On the Russian side, Moscow had earmarked $15bn to inject into the Ukrainian economy.
The European Union had offered just $800m and while Ukraine would get great access to EU goods and services, it would not actually be able to get its own products into the continent.
Things are now worse, as Ukraine says it needs $35bn over two years, and Standard & Poors says the country, the central bank and its state-owned oil companies have about $13bn worth of debt to repay. Although it has $18bn in reserves, that is not enough to run an economy.
On this week’s Counting the Cost, we look how Ukraine remains torn between Europe and Russia and which side offers the best deal. We speak to Dmirty Sologoub formerly an economist with the IMF, but now head of research Raiffesien Bank Aval in Ukraine.
Nigeria’s ‘missing money’
In Nigeria, President Goodluck Jonathan has suspended Lamido Sanusi, the governor of the central bank for “financial recklessness and misconduct”.

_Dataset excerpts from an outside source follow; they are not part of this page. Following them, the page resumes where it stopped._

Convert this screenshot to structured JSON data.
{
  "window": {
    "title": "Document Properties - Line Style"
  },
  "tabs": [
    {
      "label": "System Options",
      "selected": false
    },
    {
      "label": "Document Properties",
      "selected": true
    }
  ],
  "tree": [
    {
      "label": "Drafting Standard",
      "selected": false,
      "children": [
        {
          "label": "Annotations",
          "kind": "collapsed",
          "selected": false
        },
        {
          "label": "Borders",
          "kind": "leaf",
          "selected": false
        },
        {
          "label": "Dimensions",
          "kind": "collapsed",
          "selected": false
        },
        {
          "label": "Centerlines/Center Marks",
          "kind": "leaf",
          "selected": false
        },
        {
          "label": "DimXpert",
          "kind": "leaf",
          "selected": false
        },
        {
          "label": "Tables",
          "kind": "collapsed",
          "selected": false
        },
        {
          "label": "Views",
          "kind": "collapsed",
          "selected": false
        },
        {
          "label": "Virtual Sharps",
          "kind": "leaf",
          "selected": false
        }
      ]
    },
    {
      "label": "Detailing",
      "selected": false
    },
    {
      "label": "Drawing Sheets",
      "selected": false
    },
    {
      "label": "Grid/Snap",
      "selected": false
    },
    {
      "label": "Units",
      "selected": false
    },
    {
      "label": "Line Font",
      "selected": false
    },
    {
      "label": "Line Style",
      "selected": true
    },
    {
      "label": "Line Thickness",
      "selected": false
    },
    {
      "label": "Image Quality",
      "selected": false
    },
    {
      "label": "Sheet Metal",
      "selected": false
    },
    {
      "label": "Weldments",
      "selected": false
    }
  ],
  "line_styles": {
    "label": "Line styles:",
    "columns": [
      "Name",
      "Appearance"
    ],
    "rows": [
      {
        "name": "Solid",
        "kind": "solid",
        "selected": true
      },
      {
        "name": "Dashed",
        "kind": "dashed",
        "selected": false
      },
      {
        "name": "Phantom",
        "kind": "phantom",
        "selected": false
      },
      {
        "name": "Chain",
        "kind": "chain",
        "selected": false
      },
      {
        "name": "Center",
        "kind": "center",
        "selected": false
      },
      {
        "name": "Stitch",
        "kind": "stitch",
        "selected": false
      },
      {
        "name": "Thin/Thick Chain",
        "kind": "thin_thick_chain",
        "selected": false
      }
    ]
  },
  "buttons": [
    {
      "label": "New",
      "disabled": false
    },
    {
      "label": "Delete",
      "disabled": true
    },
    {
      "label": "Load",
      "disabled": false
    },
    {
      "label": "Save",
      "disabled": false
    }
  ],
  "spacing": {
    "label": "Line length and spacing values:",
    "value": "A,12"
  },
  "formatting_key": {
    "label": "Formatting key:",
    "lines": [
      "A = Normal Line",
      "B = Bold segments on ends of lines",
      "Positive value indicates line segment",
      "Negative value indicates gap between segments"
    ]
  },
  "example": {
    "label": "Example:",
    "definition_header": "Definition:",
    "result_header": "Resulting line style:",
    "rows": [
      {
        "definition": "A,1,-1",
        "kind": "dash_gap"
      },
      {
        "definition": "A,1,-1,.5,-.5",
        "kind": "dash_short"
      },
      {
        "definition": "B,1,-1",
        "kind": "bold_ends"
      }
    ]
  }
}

Sanusi had earlier exposed all sorts of corruption in Nigeria’s oil industry, alleging that $20bn had gone missing from oil sales.
Speaking exclusively to Al Jazeera’s Yvonne Ndege in Lagos, Sanusi said the money that disappeared in the last 19 months was supposed to be given to the central bank by the state oil company, Nigerian National Petroleum Corporation (NNPC).
His allegations mean losses in public money could run into the hundreds of billions of dollars. The ex-governor says he will not be surprised if he is jailed for speaking out.
Nigeria is one of the world’s largest oil producers. Oil accounts for more than 90 percent of state revenue, although as little as one percent of Nigerians are thought to benefit from the wealth.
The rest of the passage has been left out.